Not every tracer manufacturer or lab group needs to use this system, Klunk emphasized. However, studies that do use it will be comparable even if they used different amyloid PET agents or methods. That would facilitate meta-analyses. The ensuing cross-talk among labs using different tracers and methods would enable setting a clearer threshold for positive scans, a better idea of the range of Aβ deposition throughout disease, and more consistent representation of longitudinal change, suggested Klunk. Inconsistent values from different tracers and analysis methods have prevented the field from exploring these issues. “There’s a lot to be said for looking at PET amyloid data as a continuous number, rather than simply categorizing our subjects as positive and negative,” Jagust told Alzforum.

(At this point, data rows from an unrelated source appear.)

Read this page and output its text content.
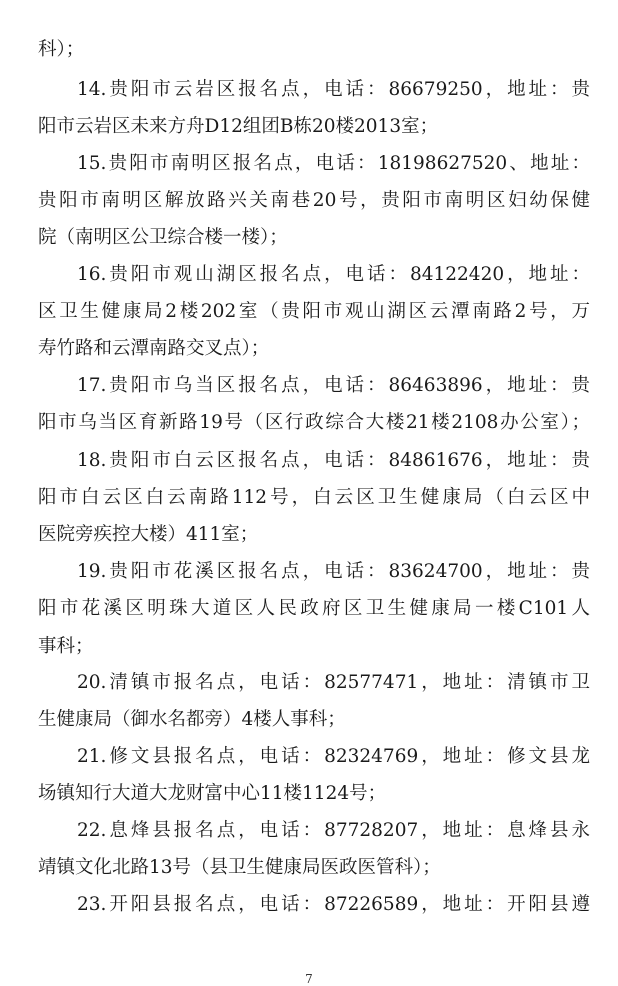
科）；
14.贵阳市云岩区报名点，电话：86679250，地址：贵
阳市云岩区未来方舟D12组团B栋20楼2013室；
15.贵阳市南明区报名点，电话：18198627520、地址：
贵阳市南明区解放路兴关南巷20号，贵阳市南明区妇幼保健
院（南明区公卫综合楼一楼）；
16.贵阳市观山湖区报名点，电话：84122420，地址：
区卫生健康局2楼202室（贵阳市观山湖区云潭南路2号，万
寿竹路和云潭南路交叉点）；
17.贵阳市乌当区报名点，电话：86463896，地址：贵
阳市乌当区育新路19号（区行政综合大楼21楼2108办公室）；
18.贵阳市白云区报名点，电话：84861676，地址：贵
阳市白云区白云南路112号，白云区卫生健康局（白云区中
医院旁疾控大楼）411室；
19.贵阳市花溪区报名点，电话：83624700，地址：贵
阳市花溪区明珠大道区人民政府区卫生健康局一楼C101人
事科；
20.清镇市报名点，电话：82577471，地址：清镇市卫
生健康局（御水名都旁）4楼人事科；
21.修文县报名点，电话：82324769，地址：修文县龙
场镇知行大道大龙财富中心11楼1124号；
22.息烽县报名点，电话：87728207，地址：息烽县永
靖镇文化北路13号（县卫生健康局医政医管科）；
23.开阳县报名点，电话：87226589，地址：开阳县遵
7
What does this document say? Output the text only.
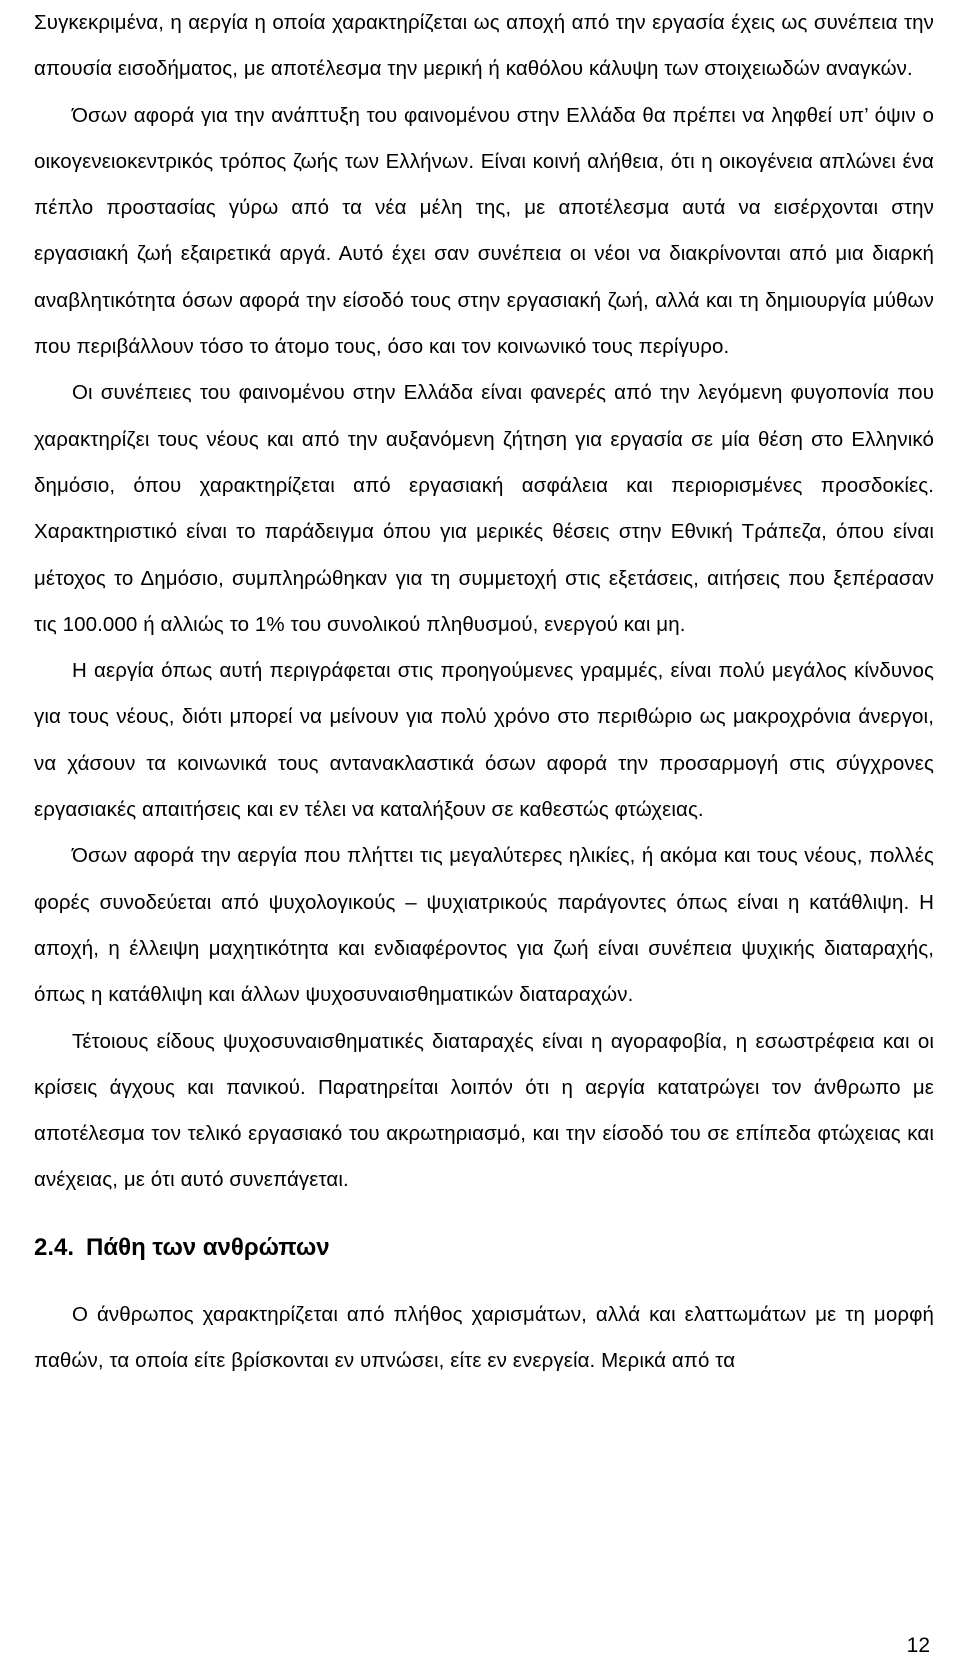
Συγκεκριμένα, η αεργία η οποία χαρακτηρίζεται ως αποχή από την εργασία έχεις ως συνέπεια την απουσία εισοδήματος, με αποτέλεσμα την μερική ή καθόλου κάλυψη των στοιχειωδών αναγκών.

Όσων αφορά για την ανάπτυξη του φαινομένου στην Ελλάδα θα πρέπει να ληφθεί υπ’ όψιν ο οικογενειοκεντρικός τρόπος ζωής των Ελλήνων. Είναι κοινή αλήθεια, ότι η οικογένεια απλώνει ένα πέπλο προστασίας γύρω από τα νέα μέλη της, με αποτέλεσμα αυτά να εισέρχονται στην εργασιακή ζωή εξαιρετικά αργά. Αυτό έχει σαν συνέπεια οι νέοι να διακρίνονται από μια διαρκή αναβλητικότητα όσων αφορά την είσοδό τους στην εργασιακή ζωή, αλλά και τη δημιουργία μύθων που περιβάλλουν τόσο το άτομο τους, όσο και τον κοινωνικό τους περίγυρο.

Οι συνέπειες του φαινομένου στην Ελλάδα είναι φανερές από την λεγόμενη φυγοπονία που χαρακτηρίζει τους νέους και από την αυξανόμενη ζήτηση για εργασία σε μία θέση στο Ελληνικό δημόσιο, όπου χαρακτηρίζεται από εργασιακή ασφάλεια και περιορισμένες προσδοκίες. Χαρακτηριστικό είναι το παράδειγμα όπου για μερικές θέσεις στην Εθνική Τράπεζα, όπου είναι μέτοχος το Δημόσιο, συμπληρώθηκαν για τη συμμετοχή στις εξετάσεις, αιτήσεις που ξεπέρασαν τις 100.000 ή αλλιώς το 1% του συνολικού πληθυσμού, ενεργού και μη.

Η αεργία όπως αυτή περιγράφεται στις προηγούμενες γραμμές, είναι πολύ μεγάλος κίνδυνος για τους νέους, διότι μπορεί να μείνουν για πολύ χρόνο στο περιθώριο ως μακροχρόνια άνεργοι, να χάσουν τα κοινωνικά τους αντανακλαστικά όσων αφορά την προσαρμογή στις σύγχρονες εργασιακές απαιτήσεις και εν τέλει να καταλήξουν σε καθεστώς φτώχειας.

Όσων αφορά την αεργία που πλήττει τις μεγαλύτερες ηλικίες, ή ακόμα και τους νέους, πολλές φορές συνοδεύεται από ψυχολογικούς – ψυχιατρικούς παράγοντες όπως είναι η κατάθλιψη. Η αποχή, η έλλειψη μαχητικότητα και ενδιαφέροντος για ζωή είναι συνέπεια ψυχικής διαταραχής, όπως η κατάθλιψη και άλλων ψυχοσυναισθηματικών διαταραχών.

Τέτοιους είδους ψυχοσυναισθηματικές διαταραχές είναι η αγοραφοβία, η εσωστρέφεια και οι κρίσεις άγχους και πανικού. Παρατηρείται λοιπόν ότι η αεργία κατατρώγει τον άνθρωπο με αποτέλεσμα τον τελικό εργασιακό του ακρωτηριασμό, και την είσοδό του σε επίπεδα φτώχειας και ανέχειας, με ότι αυτό συνεπάγεται.

2.4. Πάθη των ανθρώπων

Ο άνθρωπος χαρακτηρίζεται από πλήθος χαρισμάτων, αλλά και ελαττωμάτων με τη μορφή παθών, τα οποία είτε βρίσκονται εν υπνώσει, είτε εν ενεργεία. Μερικά από τα

12
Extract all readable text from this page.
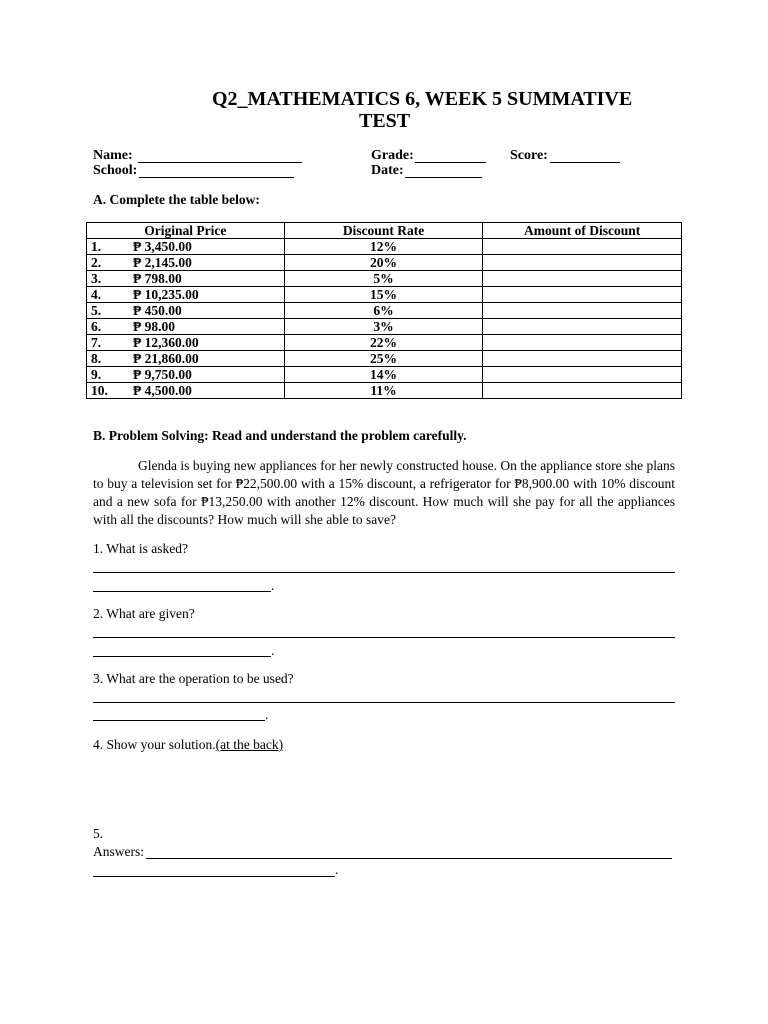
Q2_MATHEMATICS 6, WEEK 5 SUMMATIVE
TEST
Name:	Grade:	Score:
School:	Date:
A. Complete the table below:
Original Price	Discount Rate	Amount of Discount
1. ₱ 3,450.00	12%	
2. ₱ 2,145.00	20%	
3. ₱ 798.00	5%	
4. ₱ 10,235.00	15%	
5. ₱ 450.00	6%	
6. ₱ 98.00	3%	
7. ₱ 12,360.00	22%	
8. ₱ 21,860.00	25%	
9. ₱ 9,750.00	14%	
10. ₱ 4,500.00	11%	
B. Problem Solving: Read and understand the problem carefully.

Glenda is buying new appliances for her newly constructed house. On the appliance store she plans to buy a television set for ₱22,500.00 with a 15% discount, a refrigerator for ₱8,900.00 with 10% discount and a new sofa for ₱13,250.00 with another 12% discount. How much will she pay for all the appliances with all the discounts? How much will she able to save?

1. What is asked?
.
2. What are given?
.
3. What are the operation to be used?
.
4. Show your solution.(at the back)
5.
Answers:
.
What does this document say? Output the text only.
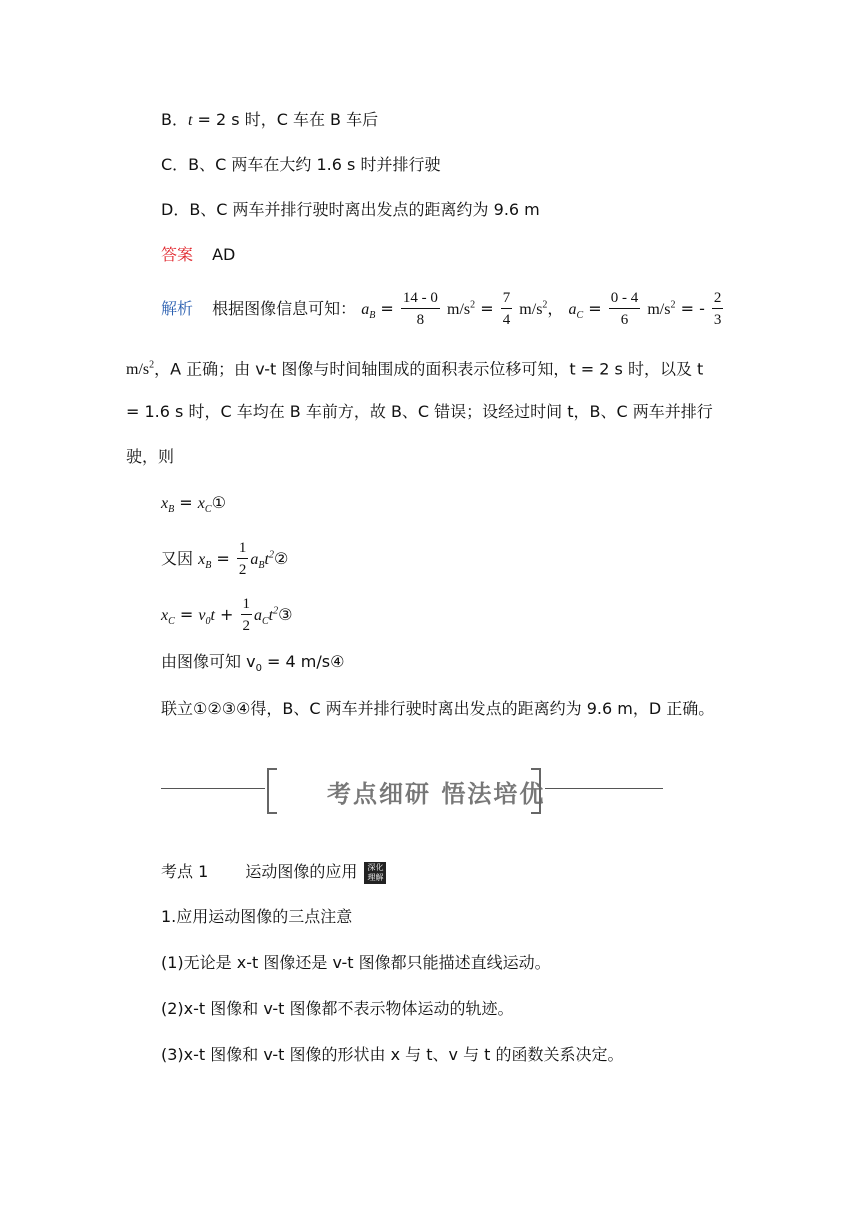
B．t = 2 s 时，C 车在 B 车后
C．B、C 两车在大约 1.6 s 时并排行驶
D．B、C 两车并排行驶时离出发点的距离约为 9.6 m
答案 AD
解析 根据图像信息可知： $a_B = \frac{14 - 0}{8} m/s^2 = \frac{7}{4} m/s^2$， $a_C = \frac{0 - 4}{6} m/s^2$ = - $\frac{2}{3}$
$m/s^2$，A 正确；由 v-t 图像与时间轴围成的面积表示位移可知，t = 2 s 时，以及 t
= 1.6 s 时，C 车均在 B 车前方，故 B、C 错误；设经过时间 t，B、C 两车并排行
驶，则
$x_B$ = $x_C①$
又因 $x_B = \frac{1}{2}$ $a_Bt^2②$
$x_C = v_0t + \frac{1}{2}$ $a_Ct^2③$
由图像可知 $v_0 = 4$ m/s④
联立①②③④得，B、C 两车并排行驶时离出发点的距离约为 9.6 m，D 正确。
考点细研 悟法培优
考点 1 运动图像的应用 深化
理解
1.应用运动图像的三点注意
(1)无论是 x-t 图像还是 v-t 图像都只能描述直线运动。
(2)x-t 图像和 v-t 图像都不表示物体运动的轨迹。
(3)x-t 图像和 v-t 图像的形状由 x 与 t、v 与 t 的函数关系决定。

Will companies want to put in the extra time and money to join the Centiloid Project? “We are absolutely interested in participating,” said Gill Farrar of GE Healthcare Ltd., Buckinghamshire, U.K., the maker of flutemetamol. "A meta-analysis is bound to happen in the next few years when there are dozens of papers on amyloid PET imaging available. The Centiloid Project would allow researchers to normalize all those tracers into one space." Though the process of standardization could require some extra work, she said, it would allow [18F] flutemetamol to be included in that mix of comparable tracers.
Some researchers suggested there may be a few bumps along the way. “The Centiloid Project is a fabulous idea and a great initiative for the field,” said Clifford Jack, Mayo Clinic, Rochester, Minnesota. But he anticipates a complication. The field is still struggling with whether and how to use partial volume correction in amyloid PET. The process adjusts signal values depending on the estimated proportion of brain versus cerebrospinal fluid in each voxel. “There’s another layer of computational steps that have to be set in order,” said Jack. “You can’t really standardize reporting of amyloid PET data without standardizing methods for partial volume correction.”
Jagust agreed that partial volume correction, along with other sources of variation such as scanner resolution, would probably be an issue to deal with. “We are trying to tackle one thing at a time,” he told Alzforum. “This is a first pass that may get us 70-80 percent of the way there, and then we can tweak the process later.”—Gwyneth Dickey Zakaib.